The tickets they purchase will be donated to the Big Hearts Community Trust, who will pass them on to underprivileged children and members of the local community. It is a gesture in line with the impressive response from Hearts fans, who spent the weekend rallying and fundraising.
Administrators BDO carefully explained last Thursday that they needed to sell 3000 season tickets within 14 days to help keep the doors open at Tynecastle. That sparked a frenzy of activity as 1000 were bought inside the first three days.
Robertson is eager to do his bit as Hearts’ record goalscorer and a living legend. He not only wants to help the club in whose folklore he belongs, but also the Big Hearts Trust which serves the community through a range of public programmes and initiatives. He and close friend Allan Preston are canvassing colleagues to encourage them to buy a season ticket and donate to Big Hearts.
Administration hit hard at Tynecastle last week when 14 staff were made redundant. Senior players have agreed to wage cuts of up to 50 per cent, whilst the remaining staff are working for free until enough funds arrive to pay them.
“For me, it was like a dagger through the heart when I heard Hearts were entering administration,” Robertson told the Evening News. “I’ve got a lot of affection for them and that’s why I got involved in the share issue last year. I’d do anything I could to help them survive. I’ve played, coached and managed at Hearts and the club means so much to me.
“I got a phonecall from Allan Preston, who was in Cyprus. He ran the idea about buying season tickets by me and I thought it was a great idea. We wanted to see what we can do as ex-players because we’ve all made a living from Hearts and we wanted to help in any way. Also, we wanted to do something for Big Hearts and help less fortunate children and families. The Big Hearts Trust also gives a pat on the back for kids who are doing well. It’s a very worthwhile cause.
“Allan and I decided to get as many ex-players as we can on board by asking them if they could donate money to Big Hearts, which would help buy season tickets. Some of the guys are buying tickets themselves, which is fantastic. Danny Wilson is buying four, Peter Houston, Eamonn Bannon, Darren Jackson and David Weir are all helping out, plus Allan and myself.

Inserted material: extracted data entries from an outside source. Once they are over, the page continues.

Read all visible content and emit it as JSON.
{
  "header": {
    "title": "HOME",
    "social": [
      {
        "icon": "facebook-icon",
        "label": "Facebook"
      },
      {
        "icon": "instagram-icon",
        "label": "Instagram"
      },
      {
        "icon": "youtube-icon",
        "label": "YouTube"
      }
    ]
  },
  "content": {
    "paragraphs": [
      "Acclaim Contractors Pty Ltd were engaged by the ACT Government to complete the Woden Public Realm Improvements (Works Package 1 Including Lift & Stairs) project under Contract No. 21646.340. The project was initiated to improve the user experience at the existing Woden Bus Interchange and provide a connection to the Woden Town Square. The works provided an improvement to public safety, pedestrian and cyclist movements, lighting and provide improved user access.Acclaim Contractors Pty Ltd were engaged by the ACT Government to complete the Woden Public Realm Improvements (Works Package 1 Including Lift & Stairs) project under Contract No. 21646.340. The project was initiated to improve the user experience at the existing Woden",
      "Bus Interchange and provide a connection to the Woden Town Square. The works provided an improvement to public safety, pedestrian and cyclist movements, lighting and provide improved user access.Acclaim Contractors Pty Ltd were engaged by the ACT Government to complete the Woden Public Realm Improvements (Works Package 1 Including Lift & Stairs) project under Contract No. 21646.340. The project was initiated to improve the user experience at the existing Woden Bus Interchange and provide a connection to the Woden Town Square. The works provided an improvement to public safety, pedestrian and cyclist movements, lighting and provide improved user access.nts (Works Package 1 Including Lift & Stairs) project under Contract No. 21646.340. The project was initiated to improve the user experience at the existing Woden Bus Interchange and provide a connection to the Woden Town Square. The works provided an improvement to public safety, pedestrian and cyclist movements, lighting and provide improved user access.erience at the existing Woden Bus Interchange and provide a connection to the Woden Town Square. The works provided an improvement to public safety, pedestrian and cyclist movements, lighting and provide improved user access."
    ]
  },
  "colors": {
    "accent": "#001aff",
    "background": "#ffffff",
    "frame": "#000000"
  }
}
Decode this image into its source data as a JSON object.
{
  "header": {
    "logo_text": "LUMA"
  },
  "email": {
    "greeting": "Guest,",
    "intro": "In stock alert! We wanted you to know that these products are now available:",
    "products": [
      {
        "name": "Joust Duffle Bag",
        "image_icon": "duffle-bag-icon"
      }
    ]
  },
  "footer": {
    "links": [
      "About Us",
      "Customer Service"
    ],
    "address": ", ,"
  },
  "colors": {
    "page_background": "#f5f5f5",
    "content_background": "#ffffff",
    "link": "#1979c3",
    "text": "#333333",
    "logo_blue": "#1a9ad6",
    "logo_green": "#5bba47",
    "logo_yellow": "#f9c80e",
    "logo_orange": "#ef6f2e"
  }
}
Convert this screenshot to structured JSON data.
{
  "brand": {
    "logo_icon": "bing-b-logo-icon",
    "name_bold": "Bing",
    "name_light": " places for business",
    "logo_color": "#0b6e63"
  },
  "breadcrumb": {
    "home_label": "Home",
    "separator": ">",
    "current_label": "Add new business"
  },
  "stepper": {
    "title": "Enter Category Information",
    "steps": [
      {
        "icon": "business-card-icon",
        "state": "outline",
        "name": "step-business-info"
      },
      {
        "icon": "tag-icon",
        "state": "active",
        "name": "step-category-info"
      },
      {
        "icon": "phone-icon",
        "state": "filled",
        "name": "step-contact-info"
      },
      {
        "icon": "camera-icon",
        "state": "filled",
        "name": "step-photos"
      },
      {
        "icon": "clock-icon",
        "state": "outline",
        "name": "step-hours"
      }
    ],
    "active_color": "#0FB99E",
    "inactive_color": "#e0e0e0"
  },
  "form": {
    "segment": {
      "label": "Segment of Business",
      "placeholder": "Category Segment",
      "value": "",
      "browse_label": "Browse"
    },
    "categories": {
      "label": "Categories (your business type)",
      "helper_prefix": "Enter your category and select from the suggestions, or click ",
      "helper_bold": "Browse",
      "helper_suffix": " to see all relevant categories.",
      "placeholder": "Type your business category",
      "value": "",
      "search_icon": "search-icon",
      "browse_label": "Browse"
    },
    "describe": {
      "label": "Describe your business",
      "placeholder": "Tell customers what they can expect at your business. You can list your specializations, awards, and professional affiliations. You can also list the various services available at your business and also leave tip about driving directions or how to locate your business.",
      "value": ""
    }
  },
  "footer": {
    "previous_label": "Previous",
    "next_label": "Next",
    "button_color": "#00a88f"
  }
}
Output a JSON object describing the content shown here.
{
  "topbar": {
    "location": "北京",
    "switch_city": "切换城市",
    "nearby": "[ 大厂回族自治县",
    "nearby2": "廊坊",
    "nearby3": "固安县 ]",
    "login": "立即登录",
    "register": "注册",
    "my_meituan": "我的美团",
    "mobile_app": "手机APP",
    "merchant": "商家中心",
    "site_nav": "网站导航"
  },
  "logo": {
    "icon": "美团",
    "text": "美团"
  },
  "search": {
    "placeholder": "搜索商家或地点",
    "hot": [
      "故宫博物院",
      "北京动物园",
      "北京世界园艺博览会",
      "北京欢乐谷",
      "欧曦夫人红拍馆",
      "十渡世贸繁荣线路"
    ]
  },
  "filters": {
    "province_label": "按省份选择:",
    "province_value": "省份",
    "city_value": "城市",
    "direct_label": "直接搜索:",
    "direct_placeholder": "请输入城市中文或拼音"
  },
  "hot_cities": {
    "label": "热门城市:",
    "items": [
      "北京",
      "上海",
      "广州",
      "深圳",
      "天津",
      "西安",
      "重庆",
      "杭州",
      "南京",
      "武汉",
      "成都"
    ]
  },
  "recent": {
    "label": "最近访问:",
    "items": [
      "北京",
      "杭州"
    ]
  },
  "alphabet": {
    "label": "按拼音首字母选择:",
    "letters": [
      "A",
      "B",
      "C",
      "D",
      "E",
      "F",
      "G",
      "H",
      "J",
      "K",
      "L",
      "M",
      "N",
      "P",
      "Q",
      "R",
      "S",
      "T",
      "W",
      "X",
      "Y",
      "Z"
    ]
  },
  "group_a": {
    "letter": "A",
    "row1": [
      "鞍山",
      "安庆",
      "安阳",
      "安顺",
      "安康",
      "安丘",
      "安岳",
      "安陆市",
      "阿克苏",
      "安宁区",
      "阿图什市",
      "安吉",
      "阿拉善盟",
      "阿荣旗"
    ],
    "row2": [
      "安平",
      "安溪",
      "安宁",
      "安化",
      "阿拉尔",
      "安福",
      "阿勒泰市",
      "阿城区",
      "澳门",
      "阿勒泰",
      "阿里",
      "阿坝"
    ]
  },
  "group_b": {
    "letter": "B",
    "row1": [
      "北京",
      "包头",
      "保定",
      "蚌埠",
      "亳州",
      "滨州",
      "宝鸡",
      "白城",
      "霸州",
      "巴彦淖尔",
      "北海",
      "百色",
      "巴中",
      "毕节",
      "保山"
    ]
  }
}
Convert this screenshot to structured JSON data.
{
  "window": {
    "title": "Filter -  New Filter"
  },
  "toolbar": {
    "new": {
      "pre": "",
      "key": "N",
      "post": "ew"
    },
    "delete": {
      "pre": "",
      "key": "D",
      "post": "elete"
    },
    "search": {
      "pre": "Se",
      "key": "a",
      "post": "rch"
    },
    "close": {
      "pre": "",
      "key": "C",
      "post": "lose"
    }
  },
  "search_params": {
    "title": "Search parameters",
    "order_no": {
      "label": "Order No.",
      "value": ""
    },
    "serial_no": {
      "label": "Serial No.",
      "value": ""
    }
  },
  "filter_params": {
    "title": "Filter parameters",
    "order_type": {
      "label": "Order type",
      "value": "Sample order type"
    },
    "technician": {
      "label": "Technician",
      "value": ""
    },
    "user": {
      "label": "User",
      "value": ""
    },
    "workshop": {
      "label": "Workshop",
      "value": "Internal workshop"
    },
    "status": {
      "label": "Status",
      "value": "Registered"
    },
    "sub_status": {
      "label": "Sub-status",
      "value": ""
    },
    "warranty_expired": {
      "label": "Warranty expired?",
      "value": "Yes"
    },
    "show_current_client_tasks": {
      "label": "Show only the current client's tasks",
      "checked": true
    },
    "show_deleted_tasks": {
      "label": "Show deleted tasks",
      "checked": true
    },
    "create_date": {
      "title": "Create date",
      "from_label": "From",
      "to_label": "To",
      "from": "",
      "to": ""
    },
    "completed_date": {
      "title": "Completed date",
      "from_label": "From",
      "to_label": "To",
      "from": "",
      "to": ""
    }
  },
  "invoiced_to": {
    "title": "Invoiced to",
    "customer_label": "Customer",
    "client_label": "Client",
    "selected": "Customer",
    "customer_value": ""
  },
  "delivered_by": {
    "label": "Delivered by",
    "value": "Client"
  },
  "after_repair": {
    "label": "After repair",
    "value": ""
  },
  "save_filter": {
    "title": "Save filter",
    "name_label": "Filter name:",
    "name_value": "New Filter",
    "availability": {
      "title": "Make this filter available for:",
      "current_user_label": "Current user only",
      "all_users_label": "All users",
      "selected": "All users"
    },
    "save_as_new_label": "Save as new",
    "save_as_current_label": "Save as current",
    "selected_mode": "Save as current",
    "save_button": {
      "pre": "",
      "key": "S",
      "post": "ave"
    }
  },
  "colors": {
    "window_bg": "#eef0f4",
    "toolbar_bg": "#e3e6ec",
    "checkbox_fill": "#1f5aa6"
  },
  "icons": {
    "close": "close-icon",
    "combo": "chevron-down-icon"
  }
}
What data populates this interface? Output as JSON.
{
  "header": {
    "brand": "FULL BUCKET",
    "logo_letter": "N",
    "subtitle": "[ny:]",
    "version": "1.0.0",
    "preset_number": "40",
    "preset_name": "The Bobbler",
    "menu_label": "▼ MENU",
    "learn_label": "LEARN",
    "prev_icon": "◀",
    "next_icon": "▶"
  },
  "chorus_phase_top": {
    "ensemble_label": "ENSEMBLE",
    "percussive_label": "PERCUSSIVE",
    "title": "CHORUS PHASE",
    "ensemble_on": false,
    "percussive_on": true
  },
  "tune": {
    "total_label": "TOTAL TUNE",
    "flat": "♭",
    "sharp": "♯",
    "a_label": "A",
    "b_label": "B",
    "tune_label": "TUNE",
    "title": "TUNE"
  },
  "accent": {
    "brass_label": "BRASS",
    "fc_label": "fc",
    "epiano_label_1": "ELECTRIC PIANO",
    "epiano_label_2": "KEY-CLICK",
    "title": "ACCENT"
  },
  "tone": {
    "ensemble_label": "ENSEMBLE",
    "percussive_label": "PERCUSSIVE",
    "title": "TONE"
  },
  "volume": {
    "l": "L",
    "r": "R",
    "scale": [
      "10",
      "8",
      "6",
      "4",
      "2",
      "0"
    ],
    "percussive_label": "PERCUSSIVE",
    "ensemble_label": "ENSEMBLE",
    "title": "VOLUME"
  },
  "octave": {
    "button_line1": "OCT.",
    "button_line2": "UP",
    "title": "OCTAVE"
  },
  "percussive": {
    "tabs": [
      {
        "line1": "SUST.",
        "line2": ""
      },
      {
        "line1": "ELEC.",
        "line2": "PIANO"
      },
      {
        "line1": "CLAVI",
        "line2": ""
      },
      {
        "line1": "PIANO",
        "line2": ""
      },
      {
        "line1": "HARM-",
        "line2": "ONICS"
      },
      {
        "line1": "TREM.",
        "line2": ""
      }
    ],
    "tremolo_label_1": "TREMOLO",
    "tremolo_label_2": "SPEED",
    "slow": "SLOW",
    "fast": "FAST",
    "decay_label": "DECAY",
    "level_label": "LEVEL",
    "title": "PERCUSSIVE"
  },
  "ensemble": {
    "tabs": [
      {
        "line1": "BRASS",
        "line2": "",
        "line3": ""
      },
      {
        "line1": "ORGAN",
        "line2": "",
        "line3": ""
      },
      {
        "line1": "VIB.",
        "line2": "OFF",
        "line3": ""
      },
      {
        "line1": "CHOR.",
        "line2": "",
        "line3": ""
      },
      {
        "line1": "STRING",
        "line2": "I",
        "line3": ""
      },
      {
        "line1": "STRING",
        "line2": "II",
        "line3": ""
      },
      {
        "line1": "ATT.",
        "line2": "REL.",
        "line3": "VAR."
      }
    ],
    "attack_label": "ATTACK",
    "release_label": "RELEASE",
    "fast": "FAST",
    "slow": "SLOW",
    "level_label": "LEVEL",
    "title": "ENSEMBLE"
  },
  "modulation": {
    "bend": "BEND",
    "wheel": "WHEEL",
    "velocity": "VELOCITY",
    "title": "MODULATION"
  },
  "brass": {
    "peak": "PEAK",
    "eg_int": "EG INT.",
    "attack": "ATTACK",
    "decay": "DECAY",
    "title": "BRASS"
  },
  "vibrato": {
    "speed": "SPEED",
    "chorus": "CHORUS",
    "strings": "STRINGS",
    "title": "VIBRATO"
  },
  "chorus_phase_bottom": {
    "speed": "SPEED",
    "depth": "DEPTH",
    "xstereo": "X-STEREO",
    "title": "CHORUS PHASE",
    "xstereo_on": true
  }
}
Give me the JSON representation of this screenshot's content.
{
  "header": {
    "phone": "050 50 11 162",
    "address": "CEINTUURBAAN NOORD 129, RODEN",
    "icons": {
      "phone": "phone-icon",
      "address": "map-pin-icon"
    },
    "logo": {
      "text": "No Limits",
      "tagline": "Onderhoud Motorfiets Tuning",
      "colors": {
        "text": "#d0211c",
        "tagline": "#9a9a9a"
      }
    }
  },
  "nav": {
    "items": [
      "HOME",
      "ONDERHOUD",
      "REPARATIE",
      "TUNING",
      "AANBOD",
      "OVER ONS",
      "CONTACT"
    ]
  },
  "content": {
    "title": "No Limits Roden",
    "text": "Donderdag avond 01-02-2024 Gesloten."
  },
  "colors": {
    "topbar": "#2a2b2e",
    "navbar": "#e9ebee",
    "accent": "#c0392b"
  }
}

“Allan spoke to Craig Levein and he had no hesitation helping Big Hearts out. John Murray (Hearts’ director of football) is buying two season tickets, Derek Ferguson was on holiday but he’s making a donation, as are Scott Crabbe, Dave McPherson and Henry Smith.
“Mo Johnston has already instructed a family member to buy two season tickets on his behalf. Paul Hartley is donating his boots to the fans’ rally this weekend, and Donald Park is going to help as well. There is a lot of goodwill out there amongst the ex-players and we still have a lot of people to ask. The more former players we can get, the more it helps the club through season ticket sales. It also helps Big Hearts and less fortunate people than ourselves. Big Hearts will be given these season tickets to hand out to people in the community.
“Time is of the essence because the administrator said last week he needed 3000 season books sold in 14 days. We’re trying to push this through as quickly as we can. We’ve seen the fans raising phenomenal amounts of money over the weekend through Jambos Kickback. Gary Mackay is doing great work through his fighting fund and we don’t want to detract from anyone else’s fundraising. We just want to try and help along the way.”
Wilson’s gesture in buying four season tickets illustrates the goodwill available. The Scotland centre-back signed a three-year deal with Hearts which was due to commence at the start of July once his contract at Liverpool expired. However, once administration was confirmed, an automatic registration ban hit the Edinburgh club and Wilson effectively became a free agent.
“Danny was one of the first on the phone to help out,” said Preston, who works for the company which represents the 21-year-old. “He’s really disappointed the way the move to Hearts has worked out but he still wants to help the club.”
Others from the very recent past have been just as willing. “Former players all seem to have an affinity with Hearts,” continued Robertson. “Danny Grainger is auctioning his Scottish Cup final vest and David Templeton is handing in the boots he wore when he scored against Liverpool. It shows what the club means to them.
“The passion of the fans is something everyone relates to. Players always say Tynecastle is a great place to play. You saw how much Hearts means to the supporters last year when they got behind the share issue and raised £1.1 million. Now they’re doing it again. I’m sure every supporter of every club would say the same, but Hearts fans have been through it time and time again under the old Lithuanian regime.
“They’ve had to take the good times – winning cups and going to Anfield and White Hart Lane – but they’ve also had the negatives of winding-up orders because tax hasn’t been paid and now administration. They’re certainly rallying round and we knew they would.”